To make matters even more complicated, some regions have moved away from state and local mandates regarding COVID-19 safety protocols in the workplace, leaving employers responsible to determine and enforce the appropriate level of safety protocols.
In a time of increasing uncertainty regarding what COVID-19 safety measures must or should be implemented, unionized employers recently received one bit of good news, when a federal court in New York issued an opinion in a case brought by the president of the U.S. Security Officers Union. The union, representing over two thousand court security officers, alleged that their employer (the federal government) did not adequately protect the employees from COVID-19. The complaint contended that the employer failed to properly clean the officers’ work areas and courthouses, failed to provide adequate personal protective equipment (PPE), and failed to train on proper use of the PPE, creating an alleged risk to the employees. The union further alleged that its members contracted COVID-19 in the workplace as a result of the lack of proper protocols by the employer and that some even died.

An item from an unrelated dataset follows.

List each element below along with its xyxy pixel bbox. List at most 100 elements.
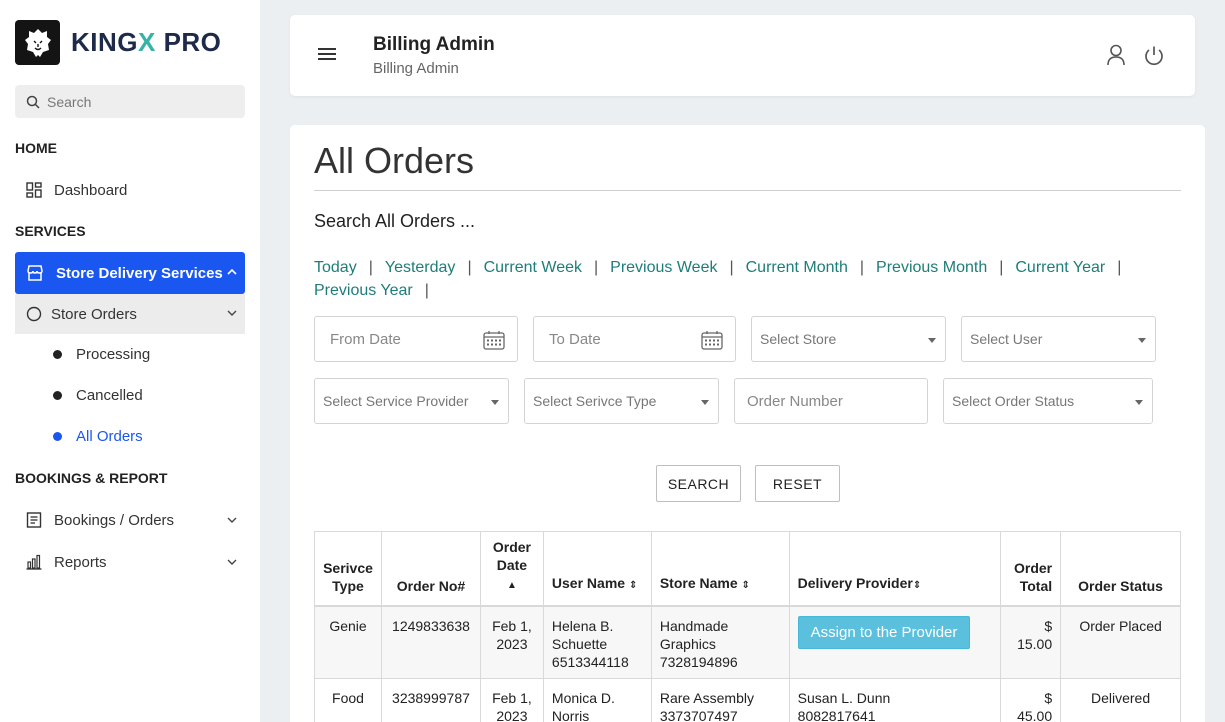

The court dismissed the union’s claims without even reaching the merits because it determined that the union did not have standing to bring the claim as an organization. In other words, the court concluded that while the union’s individual members may have been injured, the union itself must show that it was injured as an organization by the complained-of actions. Because the union itself did not have an injury, it could not bring the claim.
While technically only applicable to the portions of New York covered by the court, the decision that such suits can only be brought by those persons or organizations that have suffered an actual injury will likely have a chilling effect for any other union that was considering asserting similar allegations. The benefit to employers is that while they may face claims by individual employees, unless the union can articulate an injury to itself as an organization, employers will not face a claim by the union that aggregates the possible employees’ claims.